Uruguayan from Montevideo, he began working as a cartoonist almost at twenty years old in 1938, for passion, working with various magazines in Buenos Aires. Talented designer, in a few years gradually moved away from the schemas of Burne Hogarth and Alex Raymond pursuing the path of experimentation and graphic narrative.
In 1958 he began a long collaboration with the writer Héctor Germán Oesterheld and the subsequent publication of Sherlock Time, one of the most important comics of his career, the time detective came from space comic made of drawings by pen and brush, paginated in a surprising way. In 1962 is published Mort Cinder with stories of a mysterious character that stuck out of his world, tells to Ezra Winston – an old antique dealer in which the author portrays himself – his countless lives lived through millennia, comic masterfully realized with rich patches of china and white lead, stretches of nib and wide expanses of brush. In 1968 they publish Life of Che, troublesome work that in homeland was confiscated and burned, graphically characterized by the density of dark and gloomy inks. In 1969, they work in El Eternauta, new version of the 1957 eponymous comic drawn by Solano Lopez proposed with a more mature, introspective cut, full of references to dictatorial regime and the world of politics. In 1973 he realizes a reduction in comics of The Cthulhu Mythos of HP Lovecraft with a style of drawing almost impalpable and indefinite, the precursor of the works carried out on the gothic-horror stories of E. A. Poe. In 1974 he began working with Carlos Trillo from which arise works like Un Tal Daneri, Nadiem, Buscavidas and Who’s Afraid of fairy tales, the latest are grotesque adaptations dramatized with a black and fierce humor.
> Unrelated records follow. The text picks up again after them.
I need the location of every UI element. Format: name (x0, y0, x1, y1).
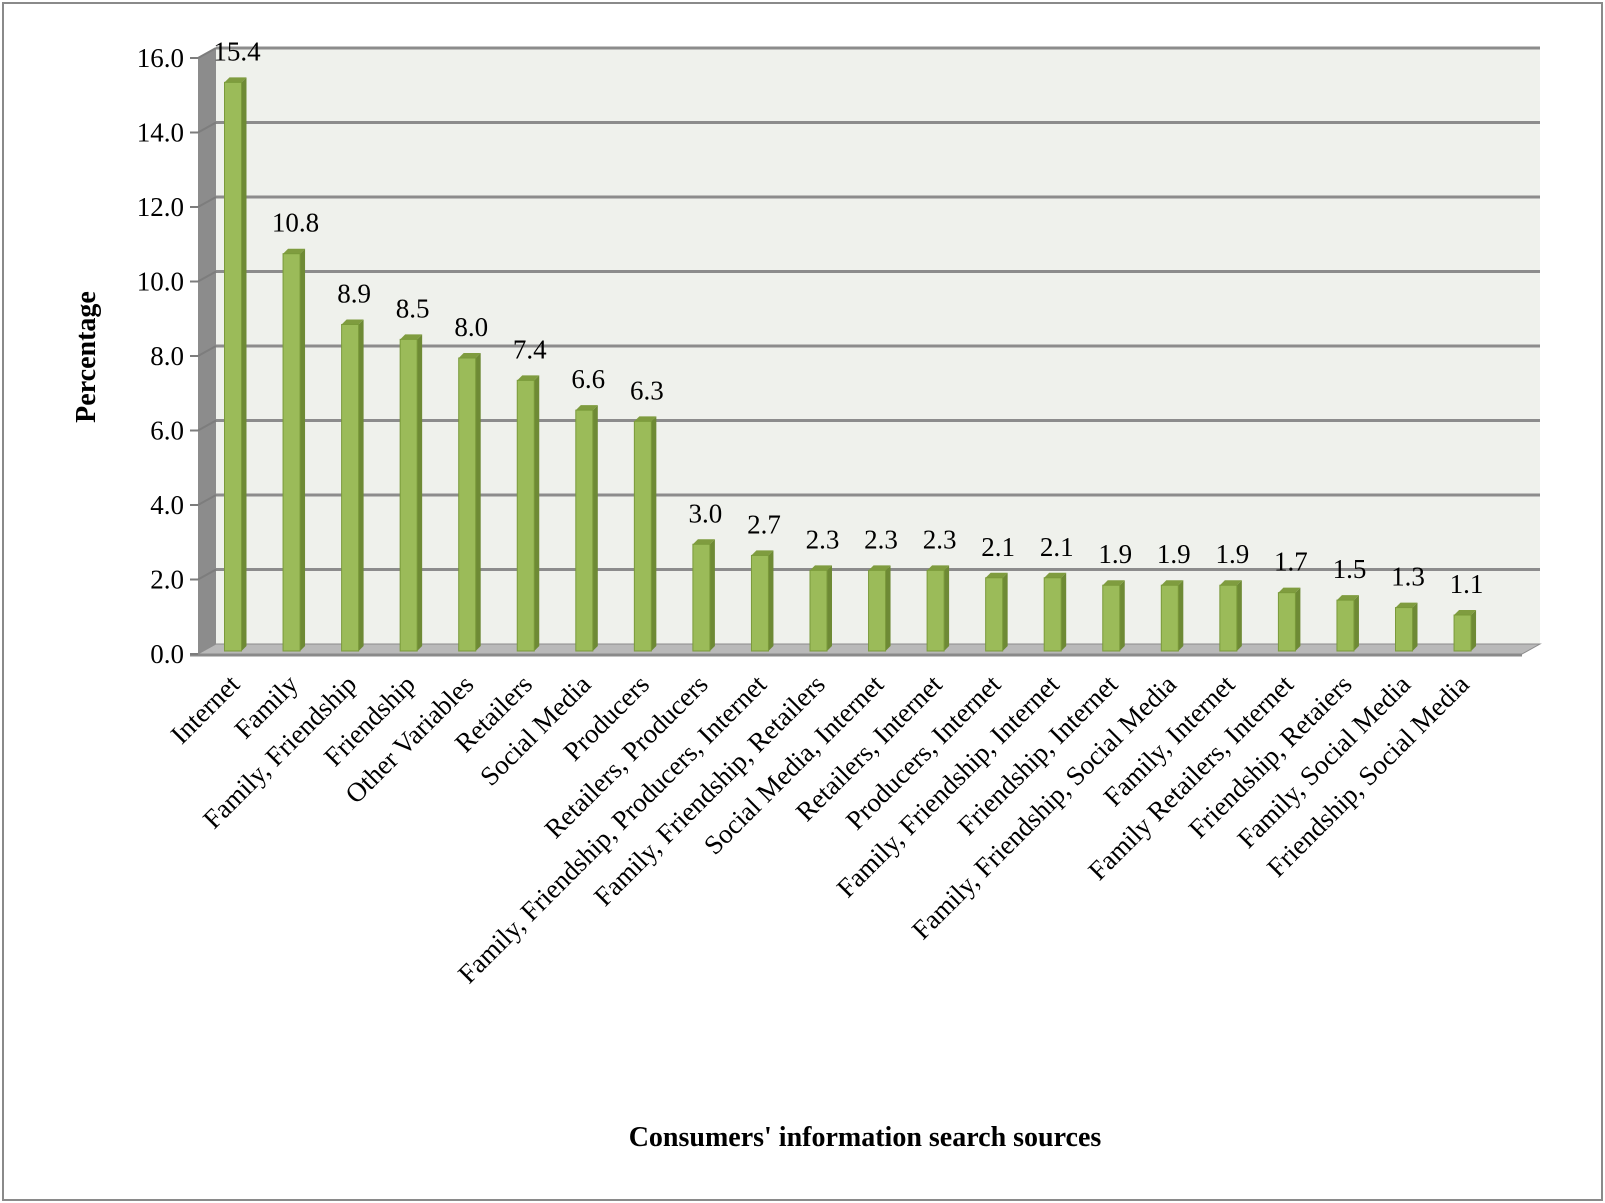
data-labels: 15.4 10.8 8.9 8.5 8.0 7.4 6.6 6.3 3.0 2.7 2.3 2.3 2.… (213, 36, 1483, 599)
data-label: 1.1 (1450, 569, 1484, 599)
data-label: 2.1 (981, 532, 1015, 562)
data-label: 8.9 (337, 278, 371, 308)
data-label: 7.4 (513, 334, 547, 364)
data-label: 6.3 (630, 375, 664, 405)
bar (458, 353, 481, 652)
gridline-side (197, 419, 217, 432)
data-label: 1.7 (1274, 547, 1308, 577)
bar (868, 565, 891, 652)
bar (1336, 595, 1359, 652)
data-label: 8.0 (454, 312, 488, 342)
bar (985, 572, 1008, 652)
gridline-side (197, 494, 217, 506)
bar (926, 565, 950, 652)
bar (282, 248, 306, 652)
data-label: 2.3 (864, 524, 898, 554)
bar (1219, 580, 1242, 652)
bar (1277, 587, 1301, 652)
y-tick-label: 16.0 (137, 43, 184, 73)
data-label: 10.8 (272, 208, 319, 238)
gridline-side (197, 270, 217, 283)
bar (399, 334, 423, 652)
data-label: 15.4 (213, 36, 261, 66)
x-category-label: Internet (165, 669, 246, 750)
bars (224, 77, 1477, 652)
bar (750, 550, 774, 652)
bar (1102, 580, 1125, 652)
y-tick-label: 0.0 (150, 639, 184, 669)
y-tick-label: 12.0 (137, 192, 184, 222)
data-label: 2.1 (1040, 532, 1074, 562)
bar (224, 77, 247, 652)
data-label: 6.6 (571, 364, 605, 394)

Its narrative uniqueness and exuberant executive ability have marked the limits of narrative in comics making Alberto Breccia benchmark of many authors and artists. His last work is a translation of a comic tale by Ernesto Sabato, Report on the blind, a visionary and atrocious story told with collage and ink using a difficult and slow black and white. Twilight. He died in Buenos Aires on November 10th, 1993.